From one perspective, Thirteen--with its worst-case scenario onslaught of self-destructive teenage rebellion--overplays the downward spiral of its young anti-hero, Tracy (Evan Rachel Wood). But Thirteen connects, scarily, because it is as plausible as it is raucously thorough in the defiling of a once sunny and successful thirteen-year-old girl. Like Larry Clark's notorious Kids, Thirteen cares not for pulled punches, holding audiences in thrall until the cathartic climax and its literal and figurative ray of hope.

Wood, so good on TV's Once and Again, anchors the film with her tender-tart performance. In the opening moments, her face fills the frame, staring into the camera and alive with possibility and excitement. She is, in short, a perfect target for this film's Pleasure Island-bound Lampwick: a pathologically fun-loving delinquent named Evie (Reed). Evie's the most popular hottie in school, and her coy passive-aggressive act with Tracy easily hooks her new charge into thievery, drugs, "extreme" fashion and body piercing, and sex. The character of Tracy rides the edge of sympathy over the course of the film, but ultimately one understands her hapless abandon to be a hormonal spin-out of confusion and frustration.

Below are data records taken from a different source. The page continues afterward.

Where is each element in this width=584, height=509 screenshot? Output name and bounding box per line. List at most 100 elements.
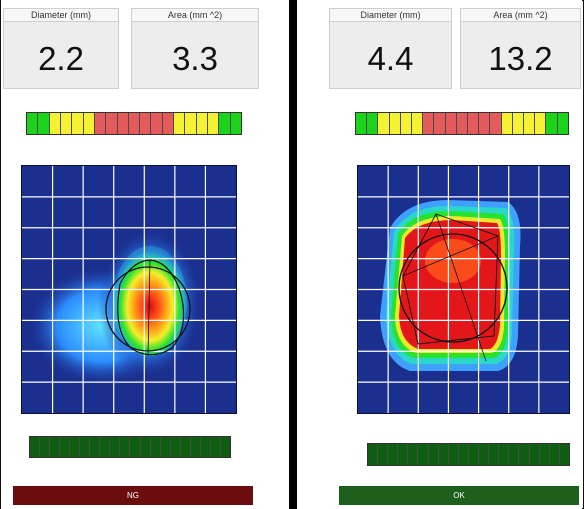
bottom-segment <box>509 444 519 465</box>
bottom-segment <box>549 444 559 465</box>
left-panel: Diameter (mm) 2.2 Area (mm ^2) 3.3 <box>1 0 289 509</box>
panel-divider <box>289 0 297 509</box>
quality-segment <box>151 113 162 134</box>
right-area-label: Area (mm ^2) <box>461 9 580 22</box>
bottom-segment <box>489 444 499 465</box>
bottom-segment <box>519 444 529 465</box>
quality-segment <box>38 113 49 134</box>
quality-segment <box>49 113 60 134</box>
bottom-segment <box>50 437 60 457</box>
bottom-segment <box>539 444 549 465</box>
left-bottom-bar <box>29 436 231 458</box>
bottom-segment <box>90 437 100 457</box>
right-diameter-value: 4.4 <box>367 40 414 77</box>
quality-segment <box>174 113 185 134</box>
right-fit-circle <box>398 233 508 343</box>
right-status-bar: OK <box>339 486 579 505</box>
bottom-segment <box>468 444 479 465</box>
bottom-segment <box>80 437 90 457</box>
bottom-segment <box>120 437 130 457</box>
bottom-segment <box>150 437 160 457</box>
bottom-segment <box>160 437 170 457</box>
quality-segment <box>162 113 174 134</box>
right-diameter-label: Diameter (mm) <box>330 9 451 22</box>
left-diameter-value: 2.2 <box>38 40 84 77</box>
bottom-segment <box>130 437 140 457</box>
quality-segment <box>72 113 83 134</box>
left-grid <box>22 166 236 413</box>
bottom-segment <box>408 444 418 465</box>
quality-segment <box>400 113 412 134</box>
bottom-segment <box>448 444 458 465</box>
quality-segment <box>445 113 456 134</box>
left-heatmap <box>21 165 237 414</box>
bottom-segment <box>140 437 150 457</box>
bottom-segment <box>458 444 468 465</box>
bottom-segment <box>220 437 230 457</box>
quality-segment <box>535 113 546 134</box>
bottom-segment <box>388 444 398 465</box>
bottom-segment <box>479 444 489 465</box>
bottom-segment <box>398 444 408 465</box>
quality-segment <box>501 113 512 134</box>
right-heat-spot <box>425 239 481 283</box>
quality-segment <box>490 113 501 134</box>
right-axis-line <box>435 213 487 362</box>
quality-segment <box>27 113 38 134</box>
quality-segment <box>208 113 219 134</box>
bottom-segment <box>210 437 220 457</box>
left-area-label: Area (mm ^2) <box>132 9 258 22</box>
left-quality-bar <box>26 112 242 135</box>
right-diameter-box: Diameter (mm) 4.4 <box>329 8 452 89</box>
bottom-segment <box>428 444 438 465</box>
bottom-segment <box>40 437 50 457</box>
quality-segment <box>117 113 128 134</box>
bottom-segment <box>70 437 80 457</box>
left-contour <box>117 259 185 356</box>
left-axis-line <box>147 259 151 357</box>
left-heat-core <box>113 246 187 356</box>
quality-segment <box>106 113 117 134</box>
bottom-segment <box>110 437 120 457</box>
quality-segment <box>378 113 389 134</box>
bottom-segment <box>438 444 448 465</box>
right-bottom-bar <box>367 443 570 466</box>
quality-segment <box>512 113 524 134</box>
quality-segment <box>83 113 94 134</box>
bottom-segment <box>499 444 509 465</box>
left-status-bar: NG <box>13 486 253 505</box>
quality-segment <box>456 113 468 134</box>
left-area-box: Area (mm ^2) 3.3 <box>131 8 259 89</box>
bottom-segment <box>190 437 200 457</box>
quality-segment <box>219 113 230 134</box>
quality-segment <box>412 113 423 134</box>
quality-segment <box>94 113 106 134</box>
bottom-segment <box>60 437 70 457</box>
right-area-box: Area (mm ^2) 13.2 <box>460 8 581 89</box>
left-area-value: 3.3 <box>172 40 218 77</box>
quality-segment <box>524 113 535 134</box>
right-status-label: OK <box>453 491 465 500</box>
quality-segment <box>128 113 140 134</box>
quality-segment <box>60 113 72 134</box>
bottom-segment <box>170 437 180 457</box>
bottom-segment <box>200 437 210 457</box>
quality-segment <box>230 113 241 134</box>
quality-segment <box>546 113 557 134</box>
quality-segment <box>367 113 378 134</box>
quality-segment <box>434 113 445 134</box>
left-diameter-label: Diameter (mm) <box>4 9 118 22</box>
right-axis-line-2 <box>402 235 499 277</box>
right-panel: Diameter (mm) 4.4 Area (mm ^2) 13.2 OK <box>297 0 582 509</box>
quality-segment <box>196 113 207 134</box>
right-heatmap <box>357 165 570 414</box>
quality-segment <box>356 113 367 134</box>
bottom-segment <box>559 444 569 465</box>
quality-segment <box>185 113 196 134</box>
quality-segment <box>557 113 568 134</box>
bottom-segment <box>378 444 388 465</box>
right-area-value: 13.2 <box>488 40 553 77</box>
quality-segment <box>140 113 151 134</box>
quality-segment <box>468 113 479 134</box>
bottom-segment <box>100 437 110 457</box>
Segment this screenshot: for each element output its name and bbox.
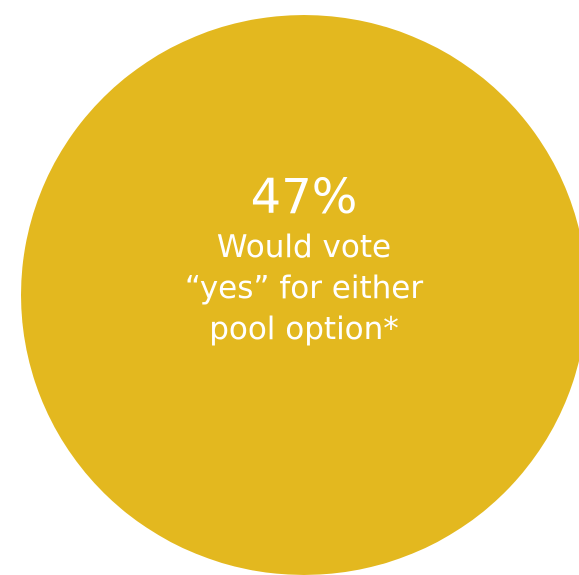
stat-caption-line-1: Would vote xyxy=(216,229,392,265)
stat-caption: Would vote “yes” for either pool option* xyxy=(21,227,579,350)
stat-caption-line-3: pool option* xyxy=(209,311,399,347)
stat-percentage: 47% xyxy=(250,169,358,225)
stat-text: 47% Would vote “yes” for either pool opt… xyxy=(21,166,579,350)
stat-circle xyxy=(21,15,579,575)
stat-caption-line-2: “yes” for either xyxy=(184,270,424,306)
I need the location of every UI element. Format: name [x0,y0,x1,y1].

Compounding the frustration are the best intentions of Tracy's mother Melanie (ever-brilliant Holly Hunter), who we immediately suspect might be too much of a friend and too little of a parent to her children (including Brady Corbet's slightly younger Mason). She labors to keep the family humming along, and after a turn for the worse, tries to force her way back into her daughter's emotional compound. Melanie has her own personal problems with which she must contend: latent, twelve-stepping alcoholism and a sometime hubby (Jeremy Sisto) in the same boat.

Hardwicke expertly choreographs the girls' long, long fall before Elliot Davis's jittery verité camera. Crisp editing by Nancy Richardson and an appropriately headachy soundtrack of juiced-up power pop and angsty rock seal the deal. Hardwicke--with her first feature--marks herself as one to watch. She cleverly makes Tracy's turning point, from straight-and-narrow innocence to manic, selfish chaos--into the film's most recognizable moment. When the popular Evie takes nonchalant notice of Tracy's hard-won new fashion, Wood does a euphoric dance with herself. The exotic acceptance of the popular crowd--with its promise of sex appeal and social credibility--trumps anything a tired family or decorous friends can offer. Scared loved ones can only wait, beckoning, for lost girls to meet them halfway.